An example output is shown below (resolution=1kb):
chr1 1 0 1000 chr1 44 43000 44000
chr1 9 8000 9000 chr1 16 15000 16000
chr1 17 16000 17000 chr1 44 43000 44000
...
Each column is represented as: 1st-the chromosome of left boundary 2nd-the bin index that identified as the left boundary (start bin) 3rd-the start coordinate of start bin, in bp 4th-the end coordinate of start bin, in bp 5th-the chromosome of right boundary 6th-the bin index that identified as the right boundary (end bin) 7th-the start coordinate of end bin, in bp 8th-the end coordinate of end bin, in bp
./build/SuperTAD binary ./data/example_sub_GM12878_chr19_KR25kb_matrix.txt --chrom1 chr19 -r 25000 --chrom1-start 30000000
This command will run binary mode (SuperTAD) on the chr19 of GM12878 at 25kb resolution and save all TADs to the example_sub_GM12878_chr19_KR25kb_matrix.txt.binary.original.tsv.
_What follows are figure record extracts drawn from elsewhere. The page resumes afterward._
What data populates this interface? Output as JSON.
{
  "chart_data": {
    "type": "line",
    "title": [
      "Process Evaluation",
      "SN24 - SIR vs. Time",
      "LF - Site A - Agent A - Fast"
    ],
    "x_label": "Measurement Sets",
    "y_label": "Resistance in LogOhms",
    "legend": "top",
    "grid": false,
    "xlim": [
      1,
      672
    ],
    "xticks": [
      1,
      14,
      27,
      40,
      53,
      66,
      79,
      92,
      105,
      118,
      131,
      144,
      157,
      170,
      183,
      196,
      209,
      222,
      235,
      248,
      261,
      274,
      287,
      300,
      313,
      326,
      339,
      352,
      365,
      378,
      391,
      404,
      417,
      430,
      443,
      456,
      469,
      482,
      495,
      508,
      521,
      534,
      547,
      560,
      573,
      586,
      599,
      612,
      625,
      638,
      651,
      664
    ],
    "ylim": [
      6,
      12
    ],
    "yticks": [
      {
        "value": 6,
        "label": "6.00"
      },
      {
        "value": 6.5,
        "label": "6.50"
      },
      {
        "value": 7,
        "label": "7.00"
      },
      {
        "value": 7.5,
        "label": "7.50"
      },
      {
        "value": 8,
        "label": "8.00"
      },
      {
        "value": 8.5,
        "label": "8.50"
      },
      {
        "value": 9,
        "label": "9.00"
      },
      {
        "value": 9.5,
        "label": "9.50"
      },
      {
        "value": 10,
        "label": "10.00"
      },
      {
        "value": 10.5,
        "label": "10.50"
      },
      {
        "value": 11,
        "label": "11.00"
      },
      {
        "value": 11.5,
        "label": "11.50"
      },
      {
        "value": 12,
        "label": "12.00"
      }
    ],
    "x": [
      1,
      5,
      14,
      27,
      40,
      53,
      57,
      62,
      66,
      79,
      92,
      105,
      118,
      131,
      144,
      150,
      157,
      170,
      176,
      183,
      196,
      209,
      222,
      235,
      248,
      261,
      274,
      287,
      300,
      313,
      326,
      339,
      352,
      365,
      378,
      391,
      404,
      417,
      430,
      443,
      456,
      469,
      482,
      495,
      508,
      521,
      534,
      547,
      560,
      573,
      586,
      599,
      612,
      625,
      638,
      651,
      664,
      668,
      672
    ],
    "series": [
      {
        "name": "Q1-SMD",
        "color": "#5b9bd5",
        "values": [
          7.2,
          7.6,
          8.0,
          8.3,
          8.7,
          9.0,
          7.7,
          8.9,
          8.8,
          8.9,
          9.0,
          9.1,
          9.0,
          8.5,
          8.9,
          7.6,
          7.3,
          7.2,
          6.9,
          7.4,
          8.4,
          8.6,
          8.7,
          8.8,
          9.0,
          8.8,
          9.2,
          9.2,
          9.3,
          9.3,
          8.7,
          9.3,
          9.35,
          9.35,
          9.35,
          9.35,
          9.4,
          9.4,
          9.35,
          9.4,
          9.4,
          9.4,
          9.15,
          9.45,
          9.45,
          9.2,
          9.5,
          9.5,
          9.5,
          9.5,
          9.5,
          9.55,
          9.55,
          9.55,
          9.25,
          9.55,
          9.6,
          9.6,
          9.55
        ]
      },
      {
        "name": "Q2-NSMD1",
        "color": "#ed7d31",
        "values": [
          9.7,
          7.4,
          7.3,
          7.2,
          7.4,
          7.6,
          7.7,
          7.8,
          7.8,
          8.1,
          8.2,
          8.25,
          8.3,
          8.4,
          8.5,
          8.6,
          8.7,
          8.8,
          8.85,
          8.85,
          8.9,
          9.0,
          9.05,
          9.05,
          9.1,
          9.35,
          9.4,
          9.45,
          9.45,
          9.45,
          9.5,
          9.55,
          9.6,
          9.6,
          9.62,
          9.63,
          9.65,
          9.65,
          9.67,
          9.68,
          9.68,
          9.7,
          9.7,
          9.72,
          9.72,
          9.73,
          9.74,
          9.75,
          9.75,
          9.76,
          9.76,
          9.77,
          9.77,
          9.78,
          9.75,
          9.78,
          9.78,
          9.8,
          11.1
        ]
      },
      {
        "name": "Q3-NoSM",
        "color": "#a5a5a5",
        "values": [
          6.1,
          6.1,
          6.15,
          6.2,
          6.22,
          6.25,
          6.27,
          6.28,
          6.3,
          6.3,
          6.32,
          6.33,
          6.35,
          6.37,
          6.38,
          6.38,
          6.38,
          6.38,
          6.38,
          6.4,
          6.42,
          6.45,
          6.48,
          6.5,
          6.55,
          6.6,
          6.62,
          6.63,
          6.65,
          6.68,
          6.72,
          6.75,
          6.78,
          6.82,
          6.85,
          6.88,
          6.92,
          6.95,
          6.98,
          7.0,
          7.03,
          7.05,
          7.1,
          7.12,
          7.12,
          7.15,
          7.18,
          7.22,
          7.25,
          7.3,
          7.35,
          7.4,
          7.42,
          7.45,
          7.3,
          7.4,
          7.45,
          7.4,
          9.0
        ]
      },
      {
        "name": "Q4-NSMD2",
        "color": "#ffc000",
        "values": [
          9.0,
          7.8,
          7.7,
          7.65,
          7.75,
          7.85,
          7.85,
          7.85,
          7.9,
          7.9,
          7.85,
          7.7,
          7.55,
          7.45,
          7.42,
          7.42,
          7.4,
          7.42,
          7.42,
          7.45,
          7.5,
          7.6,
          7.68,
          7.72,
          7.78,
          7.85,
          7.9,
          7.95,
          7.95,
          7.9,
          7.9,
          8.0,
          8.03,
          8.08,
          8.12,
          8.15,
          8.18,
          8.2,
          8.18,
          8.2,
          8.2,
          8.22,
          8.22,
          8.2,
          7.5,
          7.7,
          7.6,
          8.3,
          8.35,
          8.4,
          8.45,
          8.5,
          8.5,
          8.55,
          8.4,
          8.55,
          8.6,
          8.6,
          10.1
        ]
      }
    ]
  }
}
As --no-filter is not given, the nodes filtering runs by default and save the selected TADs to the example_sub_GM12878_chr19_KR25kb_matrix.txt.binary.filter.tsv.
./build/SuperTAD multi ./data/example_sub_GM12878_chr19_KR25kb_matrix.txt -h 2 --chrom1 chr19 -r 25000 --chrom1-start 30000000
This command will run multinary mode (SuperTAD(h)) on the chr19 of GM12878 at 25kb resolution and save all TADs to the example_sub_GM12878_chr19_KR25kb_matrix.txt.multi.tsv
./build/SuperTAD filter ./data/example_sub_GM12878_chr19_KR25kb_matrix.txt -i ./data/example_sub_GM12878_chr19_KR25kb_matrix.txt.binary.original.tsv
This command will independently run the nodes filtering for the TADs in -i indicated result and save the selected TADs to *.binary.filter.tsv.
./build/SuperTAD compare ./data/example_sub_GM12878_chr19_KR25kb_matrix.txt.multi.tsv ./data/example_sub_IMR90_chr19_KR25kb_matrix.txt.multi.tsv
This command will compute the overlapping ratio between two results.